Usually, with Jane Austen's assistance, it would be a fairly easy task to forget the passage of time, but the ghost of the pain that menaced her earlier lingered and grew. Nevertheless, Anna persevered with her book, determined to remove her focus from anything less pleasant. So it was not until Anna arrived at the Netherfield ball and found that the light was growing too dim to continue reading that she gasped and realized that the bus should have arrived by then. She was vaguely aware that the painful tightness in her head had all but disappeared as she quickly stuffed her book in her bag and grabbed her luggage.
Anna ran as well as she could in the fading light toward the road. When she reached it, it was as she feared. The bus had left without her. She was not a little disappointed that the nice elderly lady who had spoken to her had apparently not thought to inquire about her when she failed to return.
She strained her ears for the sound of any approaching vehicle, but after half an hour of hearing little more than wind and crickets, she hopelessly threw her bags to the ground and sat down with an angry moan.

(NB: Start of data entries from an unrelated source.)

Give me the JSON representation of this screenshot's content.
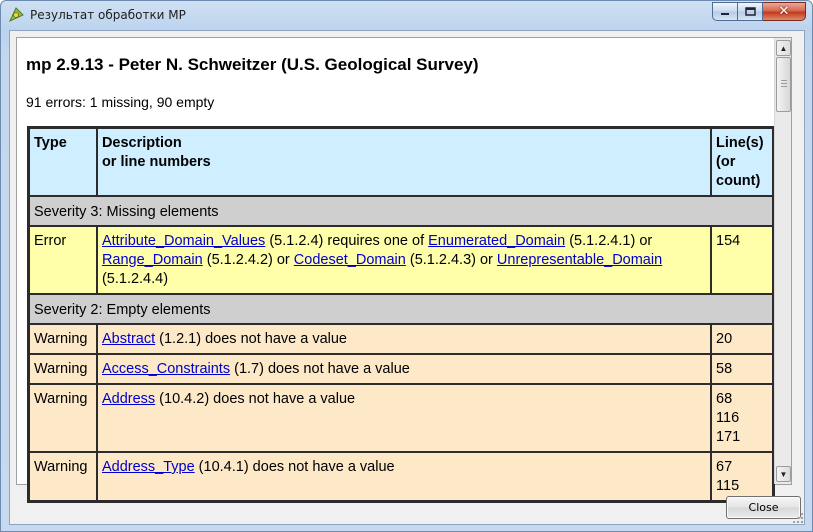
{
  "window": {
    "title": "Результат обработки MP",
    "icon": "qgis-icon",
    "controls": [
      "minimize-icon",
      "maximize-icon",
      "close-icon"
    ]
  },
  "report": {
    "heading": "mp 2.9.13 - Peter N. Schweitzer (U.S. Geological Survey)",
    "summary": "91 errors: 1 missing, 90 empty",
    "columns": {
      "type": "Type",
      "description_line1": "Description",
      "description_line2": "or line numbers",
      "lines_line1": "Line(s)",
      "lines_line2": "(or",
      "lines_line3": "count)"
    },
    "severity3": "Severity 3: Missing elements",
    "error_row": {
      "type": "Error",
      "link1": "Attribute_Domain_Values",
      "text1": " (5.1.2.4) requires one of ",
      "link2": "Enumerated_Domain",
      "text2": " (5.1.2.4.1) or ",
      "link3": "Range_Domain",
      "text3": " (5.1.2.4.2) or ",
      "link4": "Codeset_Domain",
      "text4": " (5.1.2.4.3) or ",
      "link5": "Unrepresentable_Domain",
      "text5": " (5.1.2.4.4)",
      "lines": "154"
    },
    "severity2": "Severity 2: Empty elements",
    "warnings": [
      {
        "type": "Warning",
        "link": "Abstract",
        "text": " (1.2.1) does not have a value",
        "lines": [
          "20"
        ]
      },
      {
        "type": "Warning",
        "link": "Access_Constraints",
        "text": " (1.7) does not have a value",
        "lines": [
          "58"
        ]
      },
      {
        "type": "Warning",
        "link": "Address",
        "text": " (10.4.2) does not have a value",
        "lines": [
          "68",
          "116",
          "171"
        ]
      },
      {
        "type": "Warning",
        "link": "Address_Type",
        "text": " (10.4.1) does not have a value",
        "lines": [
          "67",
          "115"
        ]
      }
    ]
  },
  "buttons": {
    "close": "Close"
  },
  "colors": {
    "header_bg": "#cfeeff",
    "severity_bg": "#cfcfcf",
    "error_bg": "#ffffaa",
    "warning_bg": "#fde9c8",
    "link": "#0000cc"
  }
}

It was then that she noticed the road was not paved.
Anna jumped back up with a start and looked about her in the dark with confusion. She could not have lost her sense of direction to the point that she had taken the wrong way entirely, and she did not remember encountering this road when she had ambled off into the woods, a whim she now dearly regretted. I don't think I will even be able to find the town, Anna thought in despair.
In hopes that Susan would have returned to the university by then, she pulled out her cell phone to call her dorm. She entered the number and waited impatiently for it to process. An unfamiliar, rough tone blared in her ear insteadAnna rolled her eyes and reentered the number. Her phone was useless.

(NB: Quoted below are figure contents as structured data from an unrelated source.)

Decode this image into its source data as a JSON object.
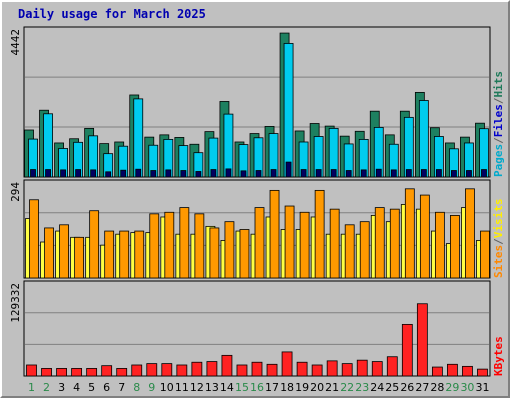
{
  "title": "Daily usage for March 2025",
  "chart_data": [
    {
      "type": "bar",
      "panel": "pages-files-hits",
      "categories": [
        "1",
        "2",
        "3",
        "4",
        "5",
        "6",
        "7",
        "8",
        "9",
        "10",
        "11",
        "12",
        "13",
        "14",
        "15",
        "16",
        "17",
        "18",
        "19",
        "20",
        "21",
        "22",
        "23",
        "24",
        "25",
        "26",
        "27",
        "28",
        "29",
        "30",
        "31"
      ],
      "ylim": [
        0,
        4442
      ],
      "y_tick_label": "4442",
      "grid": true,
      "legend_right_vertical": [
        {
          "name": "Pages",
          "color": "#00aacc"
        },
        {
          "name": "Files",
          "color": "#0000cc"
        },
        {
          "name": "Hits",
          "color": "#1e7a5a"
        }
      ],
      "series": [
        {
          "name": "Hits",
          "color": "#1e8060",
          "values": [
            1450,
            2060,
            1050,
            1180,
            1500,
            1030,
            1080,
            2530,
            1230,
            1300,
            1220,
            1010,
            1400,
            2330,
            1080,
            1340,
            1560,
            4440,
            1420,
            1650,
            1570,
            1260,
            1410,
            2030,
            1300,
            2030,
            2610,
            1520,
            1050,
            1230,
            1660
          ]
        },
        {
          "name": "Files",
          "color": "#00ccee",
          "values": [
            1170,
            1950,
            880,
            1070,
            1270,
            720,
            950,
            2410,
            980,
            1160,
            970,
            750,
            1200,
            1940,
            1000,
            1210,
            1340,
            4120,
            1080,
            1250,
            1500,
            1020,
            1160,
            1530,
            1010,
            1840,
            2360,
            1250,
            870,
            1050,
            1490
          ]
        },
        {
          "name": "Pages",
          "color": "#000060",
          "values": [
            230,
            230,
            220,
            230,
            220,
            160,
            210,
            240,
            200,
            220,
            200,
            170,
            230,
            250,
            190,
            200,
            230,
            460,
            230,
            230,
            230,
            200,
            220,
            240,
            220,
            230,
            230,
            230,
            200,
            200,
            230
          ]
        }
      ]
    },
    {
      "type": "bar",
      "panel": "sites-visits",
      "categories": [
        "1",
        "2",
        "3",
        "4",
        "5",
        "6",
        "7",
        "8",
        "9",
        "10",
        "11",
        "12",
        "13",
        "14",
        "15",
        "16",
        "17",
        "18",
        "19",
        "20",
        "21",
        "22",
        "23",
        "24",
        "25",
        "26",
        "27",
        "28",
        "29",
        "30",
        "31"
      ],
      "ylim": [
        0,
        294
      ],
      "y_tick_label": "294",
      "grid": true,
      "legend_right_vertical": [
        {
          "name": "Sites",
          "color": "#ff8800"
        },
        {
          "name": "Visits",
          "color": "#ffee00"
        }
      ],
      "series": [
        {
          "name": "Visits",
          "color": "#ffff44",
          "values": [
            190,
            115,
            150,
            130,
            130,
            105,
            140,
            145,
            145,
            195,
            140,
            140,
            165,
            120,
            150,
            140,
            195,
            155,
            155,
            195,
            140,
            140,
            140,
            200,
            180,
            235,
            220,
            150,
            110,
            225,
            120
          ]
        },
        {
          "name": "Sites",
          "color": "#ff9900",
          "values": [
            250,
            160,
            170,
            130,
            215,
            150,
            150,
            150,
            205,
            210,
            225,
            205,
            160,
            180,
            155,
            225,
            280,
            230,
            210,
            280,
            220,
            170,
            180,
            225,
            220,
            285,
            265,
            210,
            200,
            285,
            150
          ]
        }
      ]
    },
    {
      "type": "bar",
      "panel": "kbytes",
      "categories": [
        "1",
        "2",
        "3",
        "4",
        "5",
        "6",
        "7",
        "8",
        "9",
        "10",
        "11",
        "12",
        "13",
        "14",
        "15",
        "16",
        "17",
        "18",
        "19",
        "20",
        "21",
        "22",
        "23",
        "24",
        "25",
        "26",
        "27",
        "28",
        "29",
        "30",
        "31"
      ],
      "ylim": [
        0,
        129332
      ],
      "y_tick_label": "129332",
      "grid": true,
      "legend_right_vertical": [
        {
          "name": "KBytes",
          "color": "#ff0000"
        }
      ],
      "series": [
        {
          "name": "KBytes",
          "color": "#ff2222",
          "values": [
            16000,
            11000,
            11000,
            11000,
            11000,
            15000,
            11000,
            16000,
            18000,
            18000,
            16000,
            20000,
            21000,
            30000,
            16000,
            20000,
            17000,
            35000,
            20000,
            16000,
            22000,
            18000,
            23000,
            21000,
            28000,
            75000,
            105000,
            13000,
            17000,
            14000,
            10000
          ]
        }
      ]
    }
  ],
  "day_labels": [
    {
      "label": "1",
      "color": "#2a8a4a"
    },
    {
      "label": "2",
      "color": "#2a8a4a"
    },
    {
      "label": "3",
      "color": "#000000"
    },
    {
      "label": "4",
      "color": "#000000"
    },
    {
      "label": "5",
      "color": "#000000"
    },
    {
      "label": "6",
      "color": "#000000"
    },
    {
      "label": "7",
      "color": "#000000"
    },
    {
      "label": "8",
      "color": "#2a8a4a"
    },
    {
      "label": "9",
      "color": "#2a8a4a"
    },
    {
      "label": "10",
      "color": "#000000"
    },
    {
      "label": "11",
      "color": "#000000"
    },
    {
      "label": "12",
      "color": "#000000"
    },
    {
      "label": "13",
      "color": "#000000"
    },
    {
      "label": "14",
      "color": "#000000"
    },
    {
      "label": "15",
      "color": "#2a8a4a"
    },
    {
      "label": "16",
      "color": "#2a8a4a"
    },
    {
      "label": "17",
      "color": "#000000"
    },
    {
      "label": "18",
      "color": "#000000"
    },
    {
      "label": "19",
      "color": "#000000"
    },
    {
      "label": "20",
      "color": "#000000"
    },
    {
      "label": "21",
      "color": "#000000"
    },
    {
      "label": "22",
      "color": "#2a8a4a"
    },
    {
      "label": "23",
      "color": "#2a8a4a"
    },
    {
      "label": "24",
      "color": "#000000"
    },
    {
      "label": "25",
      "color": "#000000"
    },
    {
      "label": "26",
      "color": "#000000"
    },
    {
      "label": "27",
      "color": "#000000"
    },
    {
      "label": "28",
      "color": "#000000"
    },
    {
      "label": "29",
      "color": "#2a8a4a"
    },
    {
      "label": "30",
      "color": "#2a8a4a"
    },
    {
      "label": "31",
      "color": "#000000"
    }
  ],
  "colors": {
    "panel_bg": "#c0c0c0",
    "grid": "#808080",
    "title": "#0000b0"
  }
}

"This is not happening," Anna mumbled as she entered the number for a third time. "I'm going to New York. I will be going to Columbia."
The tone was an angry screech that she was tempted to echo. Her cell phone hit the nearest tree with a loud crack.
The normally calm and collected young woman buried her head in her hands. She was not one to cry at the first sign of trouble, but she could not stop the tears then. They fell silently in her lap as she imagined a plethora of devastating consequences to this turn of events.
Thus, Anna did not observe the approach of the strangely diminutive boy who had been led there by the bluish light given off by her cell phone. He watched her weeping with a solemnity that was peculiar for his age and then reached out cautiously to tap her shoulder.
"Where did you come from?" he asked.
Startled, Anna jerked away from the boy's touch and stood up. From her great height, she saw that the boy was indeed very little, perhaps no more than three years old. His voice had not sounded that young, though.
"I came from the university. I was on my way to New York City when our bus broke down." Anna felt a little funny explaining this to a three year old, but perhaps he had a home within walking distance where she could call for a taxi. She bent forward until she could peer directly into the boy's face. "Is your home nearby?"
The boy shook his head. "My family is only staying here for the summer months. Our home is in the Shire."